6. Chapter 5. Robot Audition

   Lin Zirui, Haris Gulzar, Kazuhiro Nakadai, Hideharu Amano

   Abstract

   This chapter presents an integrated approach to accelerating robot audition technologies—Automatic Speech Recognition (ASR), Sound Source Localization (SSL), and Sound Source Separation (SSS)—on edge computing platforms using GPUs and FPGAs. For ASR, we introduce CASENet, a lightweight CNN architecture optimized for speech command classification, achieving state-of-the-art accuracy with reduced model size and computational cost. We also implement a CNN accelerator on an SoC-based edge server to further improve inference latency. For SSL and SSS, we target HARK, a widely used robot audition framework, and explore its efficient realization using parallel computing strategies on both GPU and FPGA platforms. The GPU-based implementation delivers real-time processing capability with large-scale microphone arrays, while the FPGA-based solution offers energy-efficient inference suitable for edge environments. Experimental results demonstrate significant reductions in latency and power consumption while maintaining high calculation accuracy, paving the way for robust and practical robot audition systems in diverse application scenarios.

7. Chapter 6. New Devices

   Morihiro Kuga, Masahiro Iida, Hideharu Amano

   Abstract

   This chapter introduces new devices named “SLMLET” based on a shell-rolled chip for Multi-access Edge Computing (MEC). The Shell–Role architecture has a CPU, memory, and general I/O in the Shell section, and a standard interface between the Shell section and the Role section. The Role section can accommodate a variety of applications by including user-defined purpose-specific circuits. The SLMLET has an area-efficient embedded FPGA (eFPGA) in the Role section, making it user-programmable. The eFPGA uses an original logic block architecture named Scalable Logic Cell (SLM), which can be implemented with a small number of configuration memories and a small area.

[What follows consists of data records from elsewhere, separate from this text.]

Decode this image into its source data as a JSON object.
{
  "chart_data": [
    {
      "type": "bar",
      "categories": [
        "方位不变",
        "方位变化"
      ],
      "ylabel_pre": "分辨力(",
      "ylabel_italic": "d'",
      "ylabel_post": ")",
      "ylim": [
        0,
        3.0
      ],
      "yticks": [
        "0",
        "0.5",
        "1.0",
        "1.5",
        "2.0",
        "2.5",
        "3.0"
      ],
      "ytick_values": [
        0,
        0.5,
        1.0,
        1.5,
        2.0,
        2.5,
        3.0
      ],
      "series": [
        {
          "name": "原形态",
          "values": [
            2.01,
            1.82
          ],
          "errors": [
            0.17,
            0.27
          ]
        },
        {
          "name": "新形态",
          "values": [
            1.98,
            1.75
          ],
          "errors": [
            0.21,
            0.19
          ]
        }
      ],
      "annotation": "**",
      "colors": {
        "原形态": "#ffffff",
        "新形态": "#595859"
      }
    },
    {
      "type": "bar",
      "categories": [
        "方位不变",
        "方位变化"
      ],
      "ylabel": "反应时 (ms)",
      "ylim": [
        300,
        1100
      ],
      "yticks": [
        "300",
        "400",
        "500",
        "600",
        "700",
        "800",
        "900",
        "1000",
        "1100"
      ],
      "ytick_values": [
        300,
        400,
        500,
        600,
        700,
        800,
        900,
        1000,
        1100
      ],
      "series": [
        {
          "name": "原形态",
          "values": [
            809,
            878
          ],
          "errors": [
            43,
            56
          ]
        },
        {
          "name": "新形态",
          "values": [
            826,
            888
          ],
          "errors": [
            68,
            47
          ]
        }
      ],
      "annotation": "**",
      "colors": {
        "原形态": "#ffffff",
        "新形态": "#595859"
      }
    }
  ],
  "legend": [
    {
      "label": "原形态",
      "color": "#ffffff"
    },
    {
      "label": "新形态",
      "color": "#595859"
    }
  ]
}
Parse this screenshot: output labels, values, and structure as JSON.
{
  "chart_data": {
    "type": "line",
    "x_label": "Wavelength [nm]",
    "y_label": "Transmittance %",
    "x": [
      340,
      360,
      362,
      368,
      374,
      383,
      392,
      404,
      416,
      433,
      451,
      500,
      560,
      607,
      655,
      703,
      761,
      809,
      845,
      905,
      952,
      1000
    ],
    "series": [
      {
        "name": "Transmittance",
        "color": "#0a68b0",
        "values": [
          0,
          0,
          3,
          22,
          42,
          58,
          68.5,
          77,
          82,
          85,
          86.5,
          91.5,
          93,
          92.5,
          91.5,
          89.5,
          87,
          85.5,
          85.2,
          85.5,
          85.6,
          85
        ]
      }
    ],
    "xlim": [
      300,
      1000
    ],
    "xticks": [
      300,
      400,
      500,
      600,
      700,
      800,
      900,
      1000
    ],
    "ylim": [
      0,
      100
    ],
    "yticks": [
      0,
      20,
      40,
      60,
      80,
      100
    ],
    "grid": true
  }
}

   Firstly, we introduce the concept of the SLMLET architecture and the SLM-based eFPGA-IP architecture. Then, we report on three types of prototype chips that were designed and developed in our project.

   • The first prototype was a test chip for the eFPGA-IP based on the SLM architecture, named eFPGA-IP (TEG1), explained in detail. We describe its architecture, and the issues obtained from the consideration of the evaluation results are summarized.
   • Based on the issues, eFPGA-IP (TEG2) was designed, and the second prototype was implemented as the first SLMLET-1 chip embedding eFPGA-IP (TEG2). We summarize its architecture design and discuss the issues and solutions obtained from the consideration of the evaluation results of SLMLET-1.
   • Moreover, the third prototype was implemented as the second SLMLET-2 chip embedding eFPGA-IP (TEG3). We summarize its architecture design based on the solutions from the consideration of the evaluation results of SLMLET-2.